While I am moderately concerned about Beijing's attempts to court and influence overseas Chinese on the basis of shared ethnicity, I doubt if the policy will engender any true loyalty (A challenge to test loyalty; April 30).
Many on the Chinese mainland are acutely aware of the cultural divergence between native and overseas Chinese.
In my experience of conducting business in China, I found that no Chinese official harboured any illusion that Singaporeans were "exactly the same" as them.
Indeed, beyond acknowledging Singapore's sovereignty, many made the fairly accurate assessment that we are a predominantly English-speaking nation heavily influenced by Western culture.
One could attribute Beijing's more gregarious overtures to a quirk of the Chinese language.
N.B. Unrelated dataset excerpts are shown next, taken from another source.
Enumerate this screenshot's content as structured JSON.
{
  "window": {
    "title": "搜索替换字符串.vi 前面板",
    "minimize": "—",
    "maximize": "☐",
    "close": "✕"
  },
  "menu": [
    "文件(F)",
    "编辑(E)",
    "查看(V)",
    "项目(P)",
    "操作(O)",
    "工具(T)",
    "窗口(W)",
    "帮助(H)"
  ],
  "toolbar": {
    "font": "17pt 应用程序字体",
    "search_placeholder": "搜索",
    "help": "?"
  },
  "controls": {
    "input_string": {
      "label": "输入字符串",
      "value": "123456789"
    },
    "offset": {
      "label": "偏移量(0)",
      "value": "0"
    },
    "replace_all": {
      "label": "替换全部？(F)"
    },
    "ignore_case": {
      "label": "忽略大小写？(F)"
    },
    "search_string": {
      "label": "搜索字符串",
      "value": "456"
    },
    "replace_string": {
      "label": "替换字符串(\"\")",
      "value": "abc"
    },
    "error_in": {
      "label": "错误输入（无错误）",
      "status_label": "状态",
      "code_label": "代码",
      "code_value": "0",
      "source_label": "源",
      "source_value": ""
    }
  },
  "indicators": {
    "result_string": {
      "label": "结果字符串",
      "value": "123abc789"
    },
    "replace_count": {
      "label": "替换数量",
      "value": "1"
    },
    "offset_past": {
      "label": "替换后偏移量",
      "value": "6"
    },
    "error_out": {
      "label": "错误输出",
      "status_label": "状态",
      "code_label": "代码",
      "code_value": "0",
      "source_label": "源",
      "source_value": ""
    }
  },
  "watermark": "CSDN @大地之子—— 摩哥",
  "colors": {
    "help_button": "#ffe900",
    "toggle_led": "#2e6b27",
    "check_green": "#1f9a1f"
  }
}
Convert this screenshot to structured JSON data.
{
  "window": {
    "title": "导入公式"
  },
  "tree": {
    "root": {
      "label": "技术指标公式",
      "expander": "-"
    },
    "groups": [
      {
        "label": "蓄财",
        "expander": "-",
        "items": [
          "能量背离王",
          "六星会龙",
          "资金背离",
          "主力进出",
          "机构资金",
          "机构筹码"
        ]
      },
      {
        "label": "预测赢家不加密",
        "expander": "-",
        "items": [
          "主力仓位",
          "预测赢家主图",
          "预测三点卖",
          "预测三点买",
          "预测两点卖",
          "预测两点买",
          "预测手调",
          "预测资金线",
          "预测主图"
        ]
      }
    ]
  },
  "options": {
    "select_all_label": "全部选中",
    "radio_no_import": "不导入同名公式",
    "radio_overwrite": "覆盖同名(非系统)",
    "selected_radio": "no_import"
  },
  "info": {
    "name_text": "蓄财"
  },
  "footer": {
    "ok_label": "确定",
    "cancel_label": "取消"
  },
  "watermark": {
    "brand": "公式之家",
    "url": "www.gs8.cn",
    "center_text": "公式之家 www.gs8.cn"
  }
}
The term "huaren" refers to ethnic Chinese in general, while "qiaobao" and "qiaomin" are merely honorifics used to express a spirit of kinship, rather than a demand for political allegiance. Citizens of China are strictly referred to as "zhongguo ren".
Even if China's "charm offensive" is intended to be a serious political tool, it is unlikely to gain traction in Singapore.
To many Singaporeans, China is associated with various negative stereotypes, however unjustified these notions may be.
Young ethnic Chinese Singaporeans, in particular, tend to profess a greater degree of affinity for South Korea or Japan, for instance, than for their own ancestral land. Travel patterns and the sheer consumption of cultural exports speak for themselves.
There is clearly a massive gap in Chinese soft power that the "charm offensive" alone cannot address.